The stories are parasitical lubricants.
Like when a mosquito sticks its proboscis in you to drink your blood, it anesthetizes your skin with its saliva, which causes the itch.
No, the story is the anesthetic.
And the story always gives contradictory information and then demands that you believe the opposite.
It gives you X and it says you must believe the opposite of X. This is the constant, constant social fiction that's in the world.
I remember I was in the movie Black Hawk Down.
Some gun-toting dipshit says, you know, it's only about the guy next to you.
It's all about the guy next to you.
Yeah, the philosophical soldier is another myth.
Go talk to some of these people sometimes.
They're just nuts. The philosopher with a gun is a constant myth in society.

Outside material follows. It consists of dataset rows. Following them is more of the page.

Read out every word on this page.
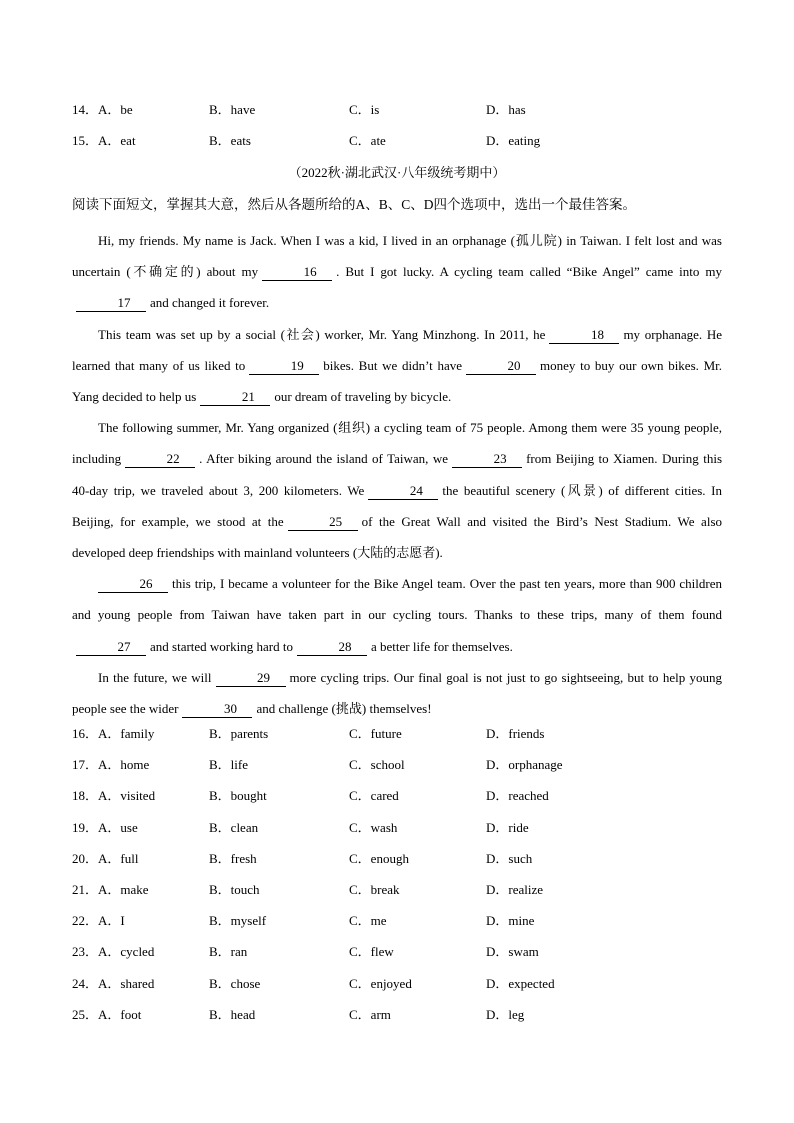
14．A．be	B．have	C．is	D．has
15．A．eat	B．eats	C．ate	D．eating
（2022秋·湖北武汉·八年级统考期中）
阅读下面短文，掌握其大意，然后从各题所给的A、B、C、D四个选项中，选出一个最佳答案。

Hi, my friends. My name is Jack. When I was a kid, I lived in an orphanage (孤儿院) in Taiwan. I felt lost and was uncertain (不确定的) about my	16 . But I got lucky. A cycling team called “Bike Angel” came into my17 and changed it forever.

This team was set up by a social (社会) worker, Mr. Yang Minzhong. In 2011, he	18 my orphanage. He learned that many of us liked to	19 bikes. But we didn’t have	20 money to buy our own bikes. Mr. Yang decided to help us	21 our dream of traveling by bicycle.

The following summer, Mr. Yang organized (组织) a cycling team of 75 people. Among them were 35 young people, including	22 . After biking around the island of Taiwan, we	23 from Beijing to Xiamen. During this 40-day trip, we traveled about 3, 200 kilometers. We	24 the beautiful scenery (风景) of different cities. In Beijing, for example, we stood at the	25 of the Great Wall and visited the Bird’s Nest Stadium. We also developed deep friendships with mainland volunteers (大陆的志愿者).

26 this trip, I became a volunteer for the Bike Angel team. Over the past ten years, more than 900 children and young people from Taiwan have taken part in our cycling tours. Thanks to these trips, many of them found27 and started working hard to	28 a better life for themselves.

In the future, we will	29 more cycling trips. Our final goal is not just to go sightseeing, but to help young people see the wider	30 and challenge (挑战) themselves!

16．A．family	B．parents	C．future	D．friends
17．A．home	B．life	C．school	D．orphanage
18．A．visited	B．bought	C．cared	D．reached
19．A．use	B．clean	C．wash	D．ride
20．A．full	B．fresh	C．enough	D．such
21．A．make	B．touch	C．break	D．realize
22．A．I	B．myself	C．me	D．mine
23．A．cycled	B．ran	C．flew	D．swam
24．A．shared	B．chose	C．enjoyed	D．expected
25．A．foot	B．head	C．arm	D．leg
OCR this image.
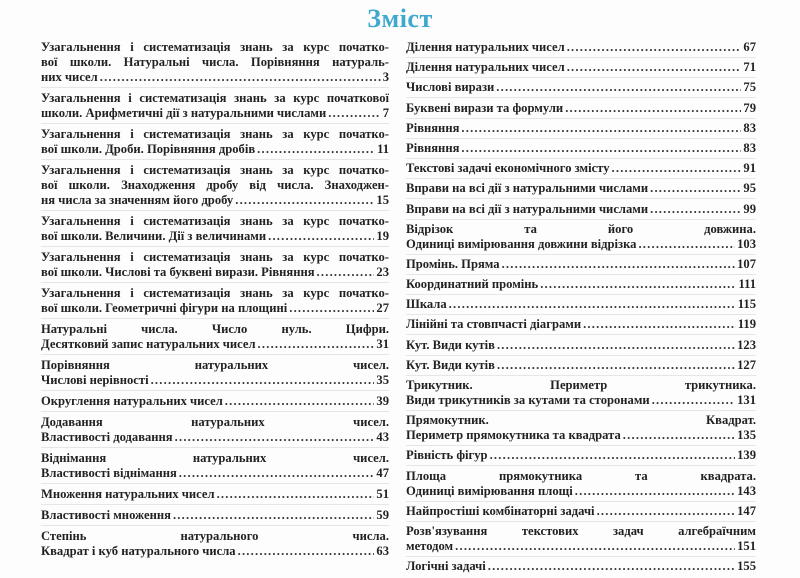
Зміст
Узагальнення і систематизація знань за курс початко-
вої школи. Натуральні числа. Порівняння натураль-
них чисел .....	3
Узагальнення і систематизація знань за курс початкової
школи. Арифметичні дії з натуральними числами .....	7
Узагальнення і систематизація знань за курс початко-
вої школи. Дроби. Порівняння дробів .....	11
Узагальнення і систематизація знань за курс початко-
вої школи. Знаходження дробу від числа. Знаходжен-
ня числа за значенням його дробу .....	15
Узагальнення і систематизація знань за курс початко-
вої школи. Величини. Дії з величинами .....	19
Узагальнення і систематизація знань за курс початко-
вої школи. Числові та буквені вирази. Рівняння .....	23
Узагальнення і систематизація знань за курс початко-
вої школи. Геометричні фігури на площині .....	27
Натуральні числа. Число нуль. Цифри.
Десятковий запис натуральних чисел .....	31
Порівняння натуральних чисел.
Числові нерівності .....	35
Округлення натуральних чисел .....	39
Додавання натуральних чисел.
Властивості додавання .....	43
Віднімання натуральних чисел.
Властивості віднімання .....	47
Множення натуральних чисел .....	51
Властивості множення .....	59
Степінь натурального числа.
Квадрат і куб натурального числа .....	63
Ділення натуральних чисел .....	67
Ділення натуральних чисел .....	71
Числові вирази .....	75
Буквені вирази та формули .....	79
Рівняння .....	83
Рівняння .....	83
Текстові задачі економічного змісту .....	91
Вправи на всі дії з натуральними числами .....	95
Вправи на всі дії з натуральними числами .....	99
Відрізок та його довжина.
Одиниці вимірювання довжини відрізка .....	103
Промінь. Пряма .....	107
Координатний промінь .....	111
Шкала .....	115
Лінійні та стовпчасті діаграми .....	119
Кут. Види кутів .....	123
Кут. Види кутів .....	127
Трикутник. Периметр трикутника.
Види трикутників за кутами та сторонами .....	131
Прямокутник. Квадрат.
Периметр прямокутника та квадрата .....	135
Рівність фігур .....	139
Площа прямокутника та квадрата.
Одиниці вимірювання площі .....	143
Найпростіші комбінаторні задачі .....	147
Розв'язування текстових задач алгебраїчним
методом .....	151
Логічні задачі .....	155
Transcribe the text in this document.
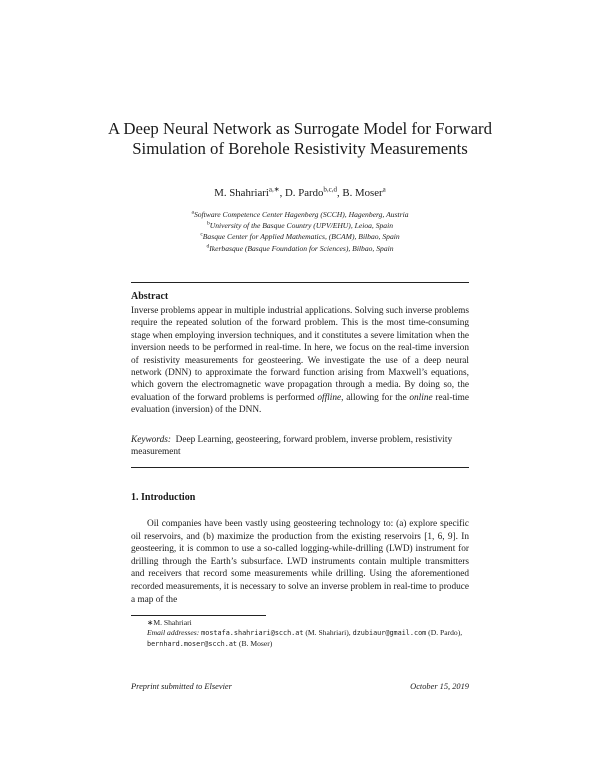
A Deep Neural Network as Surrogate Model for Forward Simulation of Borehole Resistivity Measurements
M. Shahriari$^{a,∗}$, D. Pardo$^{b,c,d}$, B. Moser$^a$
$^a$Software Competence Center Hagenberg (SCCH), Hagenberg, Austria
$^b$University of the Basque Country (UPV/EHU), Leioa, Spain
$^c$Basque Center for Applied Mathematics, (BCAM), Bilbao, Spain
$^d$Ikerbasque (Basque Foundation for Sciences), Bilbao, Spain
Abstract

Inverse problems appear in multiple industrial applications. Solving such inverse problems require the repeated solution of the forward problem. This is the most time-consuming stage when employing inversion techniques, and it constitutes a severe limitation when the inversion needs to be performed in real-time. In here, we focus on the real-time inversion of resistivity measurements for geosteering. We investigate the use of a deep neural network (DNN) to approximate the forward function arising from Maxwell’s equations, which govern the electromagnetic wave propagation through a media. By doing so, the evaluation of the forward problems is performed offline, allowing for the online real-time evaluation (inversion) of the DNN.

Keywords: Deep Learning, geosteering, forward problem, inverse problem, resistivity measurement

1. Introduction

Oil companies have been vastly using geosteering technology to: (a) explore specific oil reservoirs, and (b) maximize the production from the existing reservoirs [1, 6, 9]. In geosteering, it is common to use a so-called logging-while-drilling (LWD) instrument for drilling through the Earth’s subsurface. LWD instruments contain multiple transmitters and receivers that record some measurements while drilling. Using the aforementioned recorded measurements, it is necessary to solve an inverse problem in real-time to produce a map of the

∗M. Shahriari
Email addresses: mostafa.shahriari@scch.at (M. Shahriari), dzubiaur@gmail.com (D. Pardo), bernhard.moser@scch.at (B. Moser)
Preprint submitted to Elsevier	October 15, 2019
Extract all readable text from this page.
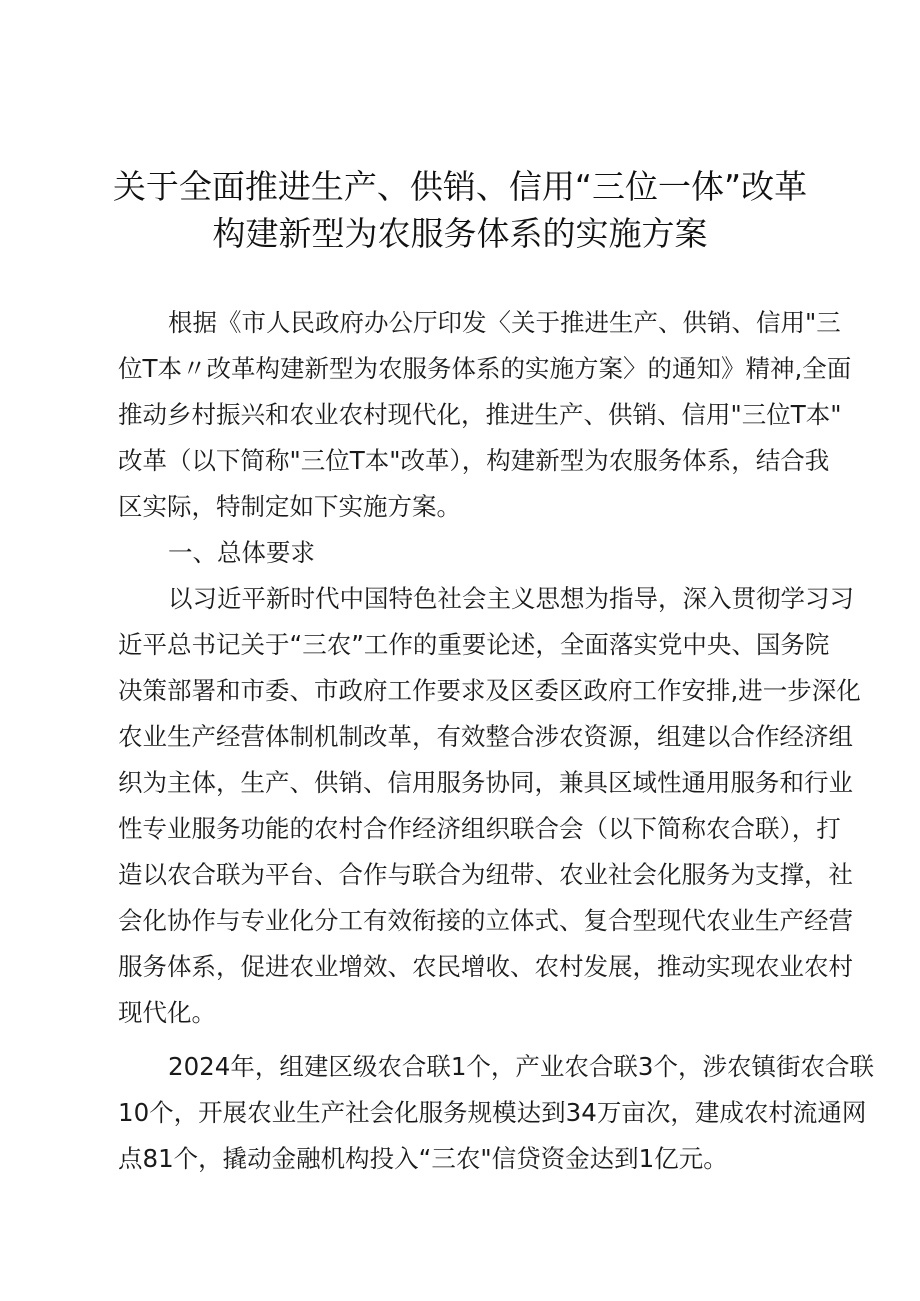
关于全面推进生产、供销、信用“三位一体”改革
构建新型为农服务体系的实施方案
根据《市人民政府办公厅印发〈关于推进生产、供销、信用"三
位T本〃改革构建新型为农服务体系的实施方案〉的通知》精神,全面
推动乡村振兴和农业农村现代化，推进生产、供销、信用"三位T本"
改革（以下简称"三位T本"改革），构建新型为农服务体系，结合我
区实际，特制定如下实施方案。
一、总体要求
以习近平新时代中国特色社会主义思想为指导，深入贯彻学习习
近平总书记关于“三农”工作的重要论述，全面落实党中央、国务院
决策部署和市委、市政府工作要求及区委区政府工作安排,进一步深化
农业生产经营体制机制改革，有效整合涉农资源，组建以合作经济组
织为主体，生产、供销、信用服务协同，兼具区域性通用服务和行业
性专业服务功能的农村合作经济组织联合会（以下简称农合联），打
造以农合联为平台、合作与联合为纽带、农业社会化服务为支撑，社
会化协作与专业化分工有效衔接的立体式、复合型现代农业生产经营
服务体系，促进农业增效、农民增收、农村发展，推动实现农业农村
现代化。
2024年，组建区级农合联1个，产业农合联3个，涉农镇街农合联
10个，开展农业生产社会化服务规模达到34万亩次，建成农村流通网
点81个，撬动金融机构投入“三农"信贷资金达到1亿元。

The wise cop, the noble soldier.
What is it about the guy next to you who That's insane. The guy next to you is only in danger because you're all willing to go to Somalia and shoot people because someone tells you to.
It's not about the guy next to you.
I mean, what a load of madness.
But it's necessary madness.
Necessary for the rulers, right?
necessary for those in power.
But the central mythology, the central purpose of mythology is always belief to the opposite of evidence.
Belief in the opposite of evidence. And once they have that inflicted on, once they've inflicted that axiom on you, why then, they can do anything they want.
They can do anything they want.
That is complete latitude. So if by chance they do something good, you're like, well, that's great because, you know, I worship them so they're doing good things.
That's great. And then if they choose to do evil, then that's no problem because you have to believe without any evidence in good or, you know, despite the evidence for evil is more accumulation of the reason for obedience.
All roads lead to the cage.
Anywhere you go, you're behind bars.
People act good. People act well.
Fantastic. They're good.
If people act badly, if people are evil, then all the better.
Now you must believe more strongly in their virtue.
All roads lead to enslavement.
Complete latitude. Complete freedom.
For the rulers. And complete enslavement for those they rule.
And the rulers here, I mean, it's not a class.
It's parents and priests and politicians and so on.
Policemen.
Soldiers.
So, the sin is always disobedience, right?
Right?
The virtue is always obedience to evil, and the sin is always disobedience.
This is why Lucifer is, to many people, quite a sympathetic character.
And the central mythology, the central character in the mythology is obedience to the opposite of evidence.
Which benefits corrupt and contradictory people.
Benefits, more than benefits, it enables them to exist.
Our obedience creates corruption.
We get lied to, for sure, and that's a horrible and difficult thing.
But it's our obedience that creates the rulers.
The rulers are... I mean, not the political ones directly, because the political ones have a gun to our necks.
But it's even our belief in the virtue of that that creates it.
I mean, we are the makers of God.
We are the makers of government through our obedience.
And it's time to stop.
It's time to stop as a species.
We've just got to give it up.
We've got to grow up.
We've got to give it up. Thank you so, so much for listening.
Thank you again, G, for an astoundingly kind and wonderful and generous and benevolent and beneficial and beneficent, munificent donation.